Naturally, the discussion is not without its inherent problems, in that it presumes she's running. But, setting that aside, there are ways to discuss Hillary Clinton's alleged "inevitability" without asking if she can "be stopped," like she is an unnatural force, inhuman, a thing that needs to be stopped.

There are even plenty of ways to discuss the fact that maybe a Hillary Clinton presidency isn't a great idea—too hawkish; too corporate-comfy—without saying that she must be stopped, as opposed to her potential candidacy.

As ever, there are people who argue that this is just the language of politics, that it has nothing to do with her womanhood, that This Week and the rest of the media use the same language around male candidates.

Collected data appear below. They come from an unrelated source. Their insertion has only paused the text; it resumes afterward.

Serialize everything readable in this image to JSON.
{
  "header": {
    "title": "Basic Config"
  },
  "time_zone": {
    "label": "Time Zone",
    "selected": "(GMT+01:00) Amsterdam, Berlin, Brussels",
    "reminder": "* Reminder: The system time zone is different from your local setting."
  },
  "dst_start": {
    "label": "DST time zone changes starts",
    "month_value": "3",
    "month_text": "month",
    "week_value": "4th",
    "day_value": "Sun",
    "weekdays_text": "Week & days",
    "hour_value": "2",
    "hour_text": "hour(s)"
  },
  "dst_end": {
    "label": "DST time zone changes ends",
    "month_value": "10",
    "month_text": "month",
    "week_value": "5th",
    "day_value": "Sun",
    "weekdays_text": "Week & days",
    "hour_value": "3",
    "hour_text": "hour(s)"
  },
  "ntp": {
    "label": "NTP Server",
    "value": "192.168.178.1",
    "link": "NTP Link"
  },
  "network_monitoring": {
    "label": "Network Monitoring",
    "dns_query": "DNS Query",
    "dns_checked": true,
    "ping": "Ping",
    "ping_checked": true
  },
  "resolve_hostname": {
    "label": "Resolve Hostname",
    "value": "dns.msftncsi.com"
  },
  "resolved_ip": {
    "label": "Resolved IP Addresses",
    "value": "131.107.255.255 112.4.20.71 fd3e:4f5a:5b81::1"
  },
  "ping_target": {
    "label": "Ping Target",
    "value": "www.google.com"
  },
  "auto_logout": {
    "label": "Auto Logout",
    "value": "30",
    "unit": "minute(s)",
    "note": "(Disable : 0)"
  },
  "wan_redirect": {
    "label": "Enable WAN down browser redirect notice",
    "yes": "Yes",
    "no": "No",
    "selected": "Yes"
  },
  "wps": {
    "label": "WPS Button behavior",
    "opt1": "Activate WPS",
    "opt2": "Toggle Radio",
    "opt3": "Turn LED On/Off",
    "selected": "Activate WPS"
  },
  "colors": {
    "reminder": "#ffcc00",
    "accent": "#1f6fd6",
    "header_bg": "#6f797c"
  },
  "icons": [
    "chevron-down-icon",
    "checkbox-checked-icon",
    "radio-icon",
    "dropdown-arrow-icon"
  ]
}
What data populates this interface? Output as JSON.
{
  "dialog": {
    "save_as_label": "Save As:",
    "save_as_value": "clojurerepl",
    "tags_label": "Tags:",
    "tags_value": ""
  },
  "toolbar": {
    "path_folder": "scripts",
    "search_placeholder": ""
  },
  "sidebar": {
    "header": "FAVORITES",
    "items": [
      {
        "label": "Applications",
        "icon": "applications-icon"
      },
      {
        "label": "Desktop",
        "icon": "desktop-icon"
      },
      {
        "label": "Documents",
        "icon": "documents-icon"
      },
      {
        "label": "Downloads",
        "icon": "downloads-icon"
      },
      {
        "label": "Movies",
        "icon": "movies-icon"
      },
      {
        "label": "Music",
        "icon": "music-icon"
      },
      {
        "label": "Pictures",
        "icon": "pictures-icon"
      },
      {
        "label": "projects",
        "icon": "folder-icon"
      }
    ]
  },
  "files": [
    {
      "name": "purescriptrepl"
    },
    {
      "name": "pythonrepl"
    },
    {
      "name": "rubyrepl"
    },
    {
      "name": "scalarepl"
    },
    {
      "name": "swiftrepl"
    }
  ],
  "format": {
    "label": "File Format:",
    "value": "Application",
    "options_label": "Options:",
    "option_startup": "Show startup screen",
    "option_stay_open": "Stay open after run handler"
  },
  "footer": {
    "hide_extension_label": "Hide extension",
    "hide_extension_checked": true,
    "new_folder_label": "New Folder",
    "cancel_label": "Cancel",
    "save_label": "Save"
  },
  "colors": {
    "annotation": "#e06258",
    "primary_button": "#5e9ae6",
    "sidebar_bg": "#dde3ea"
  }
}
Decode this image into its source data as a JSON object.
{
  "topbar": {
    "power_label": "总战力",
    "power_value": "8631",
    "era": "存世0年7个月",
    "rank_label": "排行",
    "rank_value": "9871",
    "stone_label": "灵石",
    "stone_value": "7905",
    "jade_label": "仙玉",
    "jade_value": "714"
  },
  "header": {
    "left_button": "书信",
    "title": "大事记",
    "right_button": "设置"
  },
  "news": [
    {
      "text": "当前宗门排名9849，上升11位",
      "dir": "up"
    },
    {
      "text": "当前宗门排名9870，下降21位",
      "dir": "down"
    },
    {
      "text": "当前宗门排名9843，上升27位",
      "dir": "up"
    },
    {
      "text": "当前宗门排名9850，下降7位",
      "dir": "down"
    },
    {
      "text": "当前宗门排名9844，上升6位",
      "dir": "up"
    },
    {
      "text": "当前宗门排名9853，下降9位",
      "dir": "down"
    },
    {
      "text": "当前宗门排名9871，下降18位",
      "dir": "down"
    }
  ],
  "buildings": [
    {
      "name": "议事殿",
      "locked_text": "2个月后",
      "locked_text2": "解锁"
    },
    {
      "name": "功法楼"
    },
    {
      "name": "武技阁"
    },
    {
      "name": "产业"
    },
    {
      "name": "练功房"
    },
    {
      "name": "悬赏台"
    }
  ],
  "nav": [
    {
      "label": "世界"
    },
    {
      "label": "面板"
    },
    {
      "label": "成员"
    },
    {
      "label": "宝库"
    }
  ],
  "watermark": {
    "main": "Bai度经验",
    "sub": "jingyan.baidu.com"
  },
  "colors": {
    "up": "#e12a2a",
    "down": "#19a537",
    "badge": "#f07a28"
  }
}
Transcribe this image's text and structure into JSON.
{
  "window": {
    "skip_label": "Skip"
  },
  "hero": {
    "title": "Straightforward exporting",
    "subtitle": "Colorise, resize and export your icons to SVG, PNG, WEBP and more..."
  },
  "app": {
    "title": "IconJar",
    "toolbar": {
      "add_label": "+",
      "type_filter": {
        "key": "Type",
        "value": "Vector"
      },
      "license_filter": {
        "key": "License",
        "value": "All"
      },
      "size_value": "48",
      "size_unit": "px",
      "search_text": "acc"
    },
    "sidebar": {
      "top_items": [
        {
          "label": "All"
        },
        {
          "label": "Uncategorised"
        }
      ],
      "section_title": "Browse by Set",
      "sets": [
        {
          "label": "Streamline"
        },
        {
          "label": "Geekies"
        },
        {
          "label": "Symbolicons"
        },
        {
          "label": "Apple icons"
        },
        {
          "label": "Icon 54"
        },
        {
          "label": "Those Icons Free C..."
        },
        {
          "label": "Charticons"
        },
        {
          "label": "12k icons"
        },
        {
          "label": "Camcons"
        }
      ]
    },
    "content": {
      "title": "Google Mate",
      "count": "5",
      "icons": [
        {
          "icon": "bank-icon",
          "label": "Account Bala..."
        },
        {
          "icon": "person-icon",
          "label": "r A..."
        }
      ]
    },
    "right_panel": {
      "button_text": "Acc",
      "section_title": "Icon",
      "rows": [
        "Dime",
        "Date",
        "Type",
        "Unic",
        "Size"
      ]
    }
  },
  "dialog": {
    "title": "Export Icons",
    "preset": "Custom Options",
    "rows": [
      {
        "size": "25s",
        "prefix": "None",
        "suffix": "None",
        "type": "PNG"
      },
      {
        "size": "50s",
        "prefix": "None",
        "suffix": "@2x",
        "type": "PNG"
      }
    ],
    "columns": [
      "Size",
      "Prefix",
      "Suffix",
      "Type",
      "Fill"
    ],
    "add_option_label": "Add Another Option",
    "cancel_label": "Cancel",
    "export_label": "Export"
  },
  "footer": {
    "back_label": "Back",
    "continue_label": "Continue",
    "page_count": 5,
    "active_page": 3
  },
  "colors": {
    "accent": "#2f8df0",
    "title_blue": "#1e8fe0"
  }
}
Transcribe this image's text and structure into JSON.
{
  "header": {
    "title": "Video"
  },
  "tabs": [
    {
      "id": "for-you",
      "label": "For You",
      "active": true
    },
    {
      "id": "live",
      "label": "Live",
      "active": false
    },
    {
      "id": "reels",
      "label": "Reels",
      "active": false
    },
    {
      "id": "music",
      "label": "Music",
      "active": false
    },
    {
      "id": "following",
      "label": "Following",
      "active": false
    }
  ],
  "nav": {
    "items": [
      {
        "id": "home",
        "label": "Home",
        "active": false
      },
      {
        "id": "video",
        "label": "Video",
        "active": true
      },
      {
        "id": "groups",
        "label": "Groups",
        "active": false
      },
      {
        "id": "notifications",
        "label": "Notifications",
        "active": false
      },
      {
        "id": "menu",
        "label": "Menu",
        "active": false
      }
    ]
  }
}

Setting aside the fact that it's debatable whether this language and its entire context is used around male candidates, the reality is that it doesn't matter even if that's true, because male candidates and female candidates are not the same.

There are words and ideas and tropes and narratives that, when used in discussions of male candidates, do not have the capacity to demean in the way they do when used in discussions of female candidates.

If anyone has a problem with that, they need to take it up with the purveyors of misogyny, who endeavor to make that so.

I certainly can't speak for all women, but, personally, I'd happily trade meaningful equality for what misogynists call my Playing the Gender Card and what I call being exhaustingly obliged to constantly deconstruct this marginalizing, harmful, rage-making misogynist garbage.

And I don't defend Hillary Clinton because I imagine she gives the tiniest, infinitesimal little shit about stuff like this anymore. She couldn't function if she did. I defend her because that's how feminism works.